In medieval times, there was a tradition that sought to combat this trend. Many homes would have a skull placed in random locations throughout the house. There might be a skull on a cabinet, another on a library shelf, or perhaps even one in the loungeroom. And every time people caught a glance at the skull, it reminded them about the importance of life.
Here’s what this has to do with absenteeism in the workplace.
Your absent employees fall into two categories: those who are genuinely ill, and those who are faking it. There’s not much you can do about the former. You can try to prevent illnesses from occurring in the first place by running wellness programs at work, ensuring people take adequate breaks, being mindful of ergonomics, and so on. That’s about it.
But it's the latter category that’s difficult to manage: those you just know aren’t really sick. And it’s with these types of people that the skull analogy works best. Sometimes, managers make it too easy for employees to chuck a sickie, and what’s required at work are various actions that act like a skull sitting on a shelf. The actions remind employees about the impacts of calling in sick.
A few examples…
Speak to a person: Don’t accept text message or voicemails. If someone needs to ring and say they’re not coming in, the phone call should be made to their manager. Otherwise, the manager should call them back and have a conversation about what’s going on. In this case, the inconvenience of the obligatory conversation is the metaphorical skull.

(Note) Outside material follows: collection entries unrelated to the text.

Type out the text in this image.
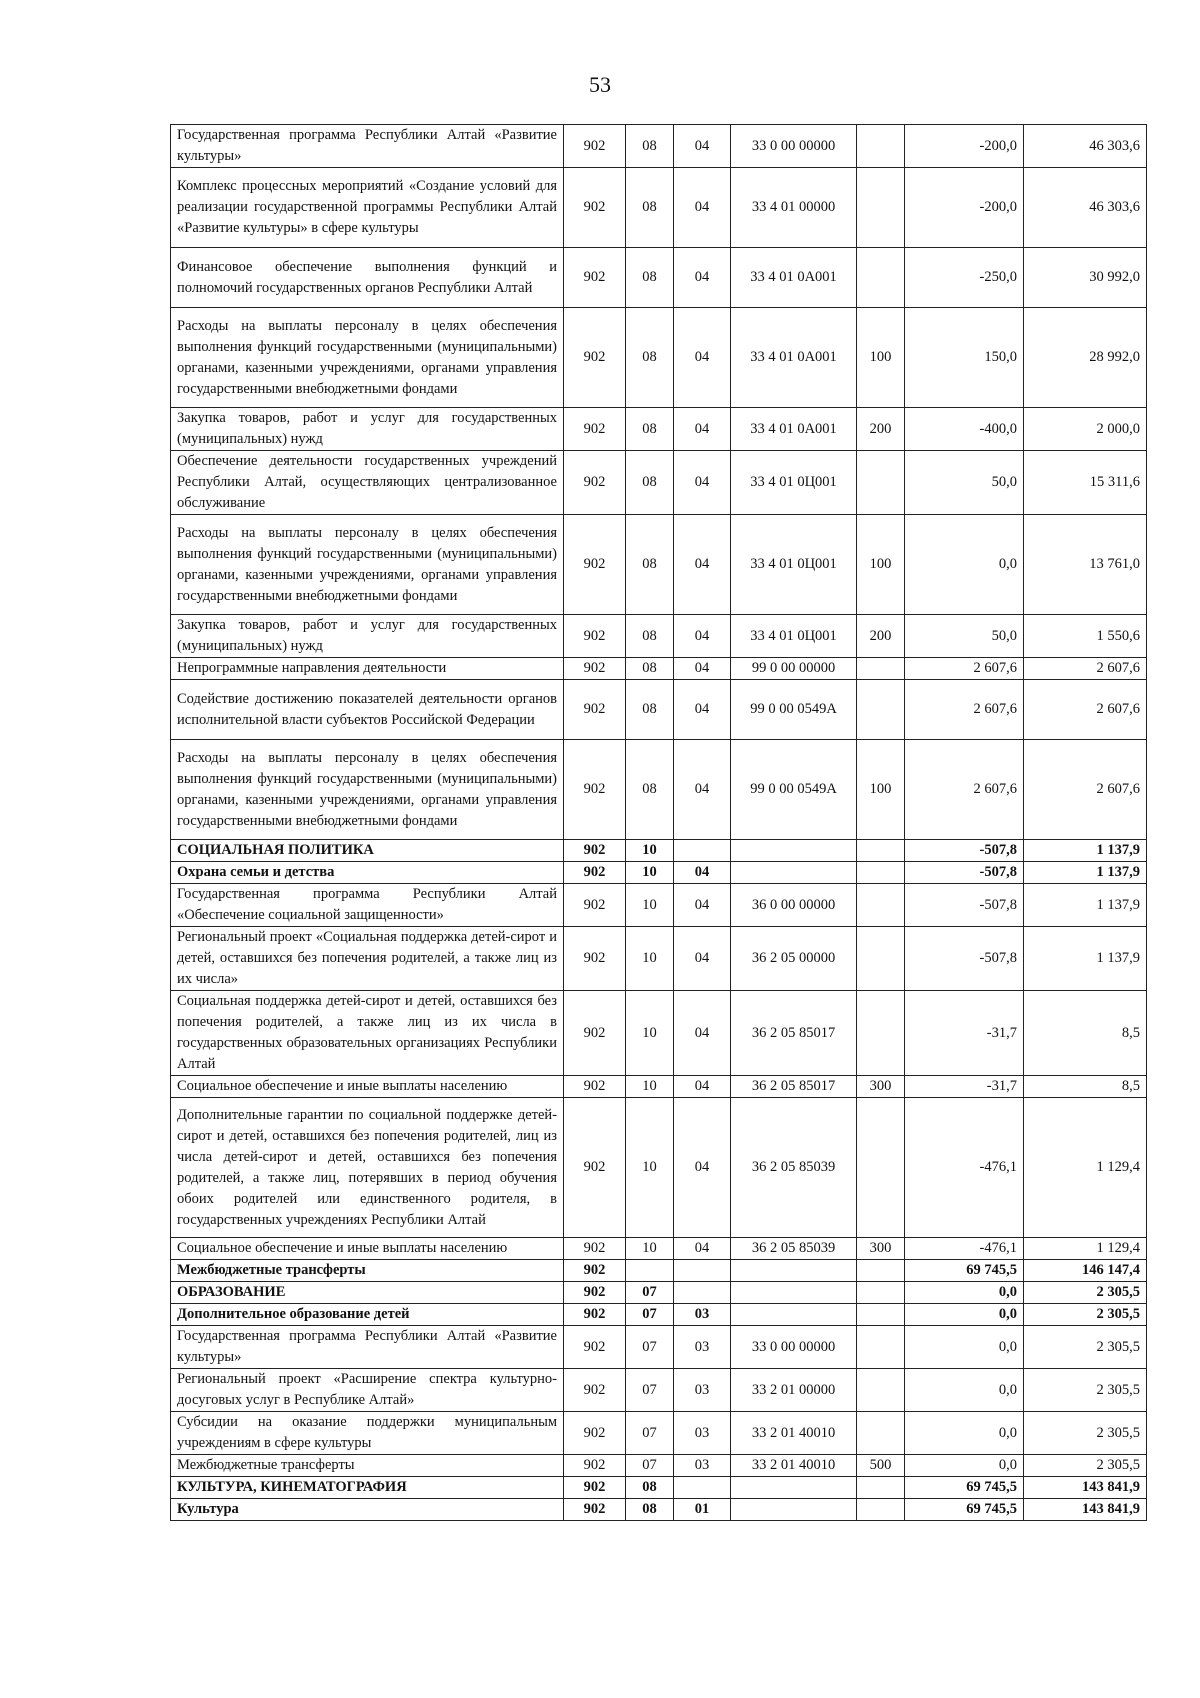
53
Государственная программа Республики Алтай «Развитие культуры»	902	08	04	33 0 00 00000		-200,0	46 303,6
Комплекс процессных мероприятий «Создание условий для реализации государственной программы Республики Алтай «Развитие культуры» в сфере культуры	902	08	04	33 4 01 00000		-200,0	46 303,6
Финансовое обеспечение выполнения функций и полномочий государственных органов Республики Алтай	902	08	04	33 4 01 0А001		-250,0	30 992,0
Расходы на выплаты персоналу в целях обеспечения выполнения функций государственными (муниципальными) органами, казенными учреждениями, органами управления государственными внебюджетными фондами	902	08	04	33 4 01 0А001	100	150,0	28 992,0
Закупка товаров, работ и услуг для государственных (муниципальных) нужд	902	08	04	33 4 01 0А001	200	-400,0	2 000,0
Обеспечение деятельности государственных учреждений Республики Алтай, осуществляющих централизованное обслуживание	902	08	04	33 4 01 0Ц001		50,0	15 311,6
Расходы на выплаты персоналу в целях обеспечения выполнения функций государственными (муниципальными) органами, казенными учреждениями, органами управления государственными внебюджетными фондами	902	08	04	33 4 01 0Ц001	100	0,0	13 761,0
Закупка товаров, работ и услуг для государственных (муниципальных) нужд	902	08	04	33 4 01 0Ц001	200	50,0	1 550,6
Непрограммные направления деятельности	902	08	04	99 0 00 00000		2 607,6	2 607,6
Содействие достижению показателей деятельности органов исполнительной власти субъектов Российской Федерации	902	08	04	99 0 00 0549А		2 607,6	2 607,6
Расходы на выплаты персоналу в целях обеспечения выполнения функций государственными (муниципальными) органами, казенными учреждениями, органами управления государственными внебюджетными фондами	902	08	04	99 0 00 0549А	100	2 607,6	2 607,6
СОЦИАЛЬНАЯ ПОЛИТИКА	902	10				-507,8	1 137,9
Охрана семьи и детства	902	10	04			-507,8	1 137,9
Государственная программа Республики Алтай «Обеспечение социальной защищенности»	902	10	04	36 0 00 00000		-507,8	1 137,9
Региональный проект «Социальная поддержка детей-сирот и детей, оставшихся без попечения родителей, а также лиц из их числа»	902	10	04	36 2 05 00000		-507,8	1 137,9
Социальная поддержка детей-сирот и детей, оставшихся без попечения родителей, а также лиц из их числа в государственных образовательных организациях Республики Алтай	902	10	04	36 2 05 85017		-31,7	8,5
Социальное обеспечение и иные выплаты населению	902	10	04	36 2 05 85017	300	-31,7	8,5
Дополнительные гарантии по социальной поддержке детей-сирот и детей, оставшихся без попечения родителей, лиц из числа детей-сирот и детей, оставшихся без попечения родителей, а также лиц, потерявших в период обучения обоих родителей или единственного родителя, в государственных учреждениях Республики Алтай	902	10	04	36 2 05 85039		-476,1	1 129,4
Социальное обеспечение и иные выплаты населению	902	10	04	36 2 05 85039	300	-476,1	1 129,4
Межбюджетные трансферты	902					69 745,5	146 147,4
ОБРАЗОВАНИЕ	902	07				0,0	2 305,5
Дополнительное образование детей	902	07	03			0,0	2 305,5
Государственная программа Республики Алтай «Развитие культуры»	902	07	03	33 0 00 00000		0,0	2 305,5
Региональный проект «Расширение спектра культурно-досуговых услуг в Республике Алтай»	902	07	03	33 2 01 00000		0,0	2 305,5
Субсидии на оказание поддержки муниципальным учреждениям в сфере культуры	902	07	03	33 2 01 40010		0,0	2 305,5
Межбюджетные трансферты	902	07	03	33 2 01 40010	500	0,0	2 305,5
КУЛЬТУРА, КИНЕМАТОГРАФИЯ	902	08				69 745,5	143 841,9
Культура	902	08	01			69 745,5	143 841,9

Meet up straight away: Every time an employee returns to work, make it a priority to catch up with them in a meeting room as soon as possible after their starting time. The discussion that ensues is simply one of caring concern, where you make sure they’re feeling better. The potential guilt and repeated awkwardness of those meetings are the metaphorical skulls.
Address it as a group: Run a brainstorming session with your team on the consequences of unexplained absenteeism. Canvass the impacts to workload, service standards, customer satisfaction, stress levels, etc. The idea is to get your employees thinking of the negative effects of not being around. The public airing of this issue is the metaphorical skull.
None of the above should be accusatory, intimidating, or interrogative. They’re just points of enquiry, which if done right, could result in fewer instances of illegitimate absenteeism.
Of course, the above is based on an assumption that the reason people are chucking sickies is because they’re lazy and indifferent. But if the real reason they’re staying at home is because they’ve got a bad manager (one who doesn’t know how to motivate or communicate) and an uninspiring employer (characterised by instability and low morale), then the employee isn’t the problem. The employee is just the skull staring back, representing a bigger issue.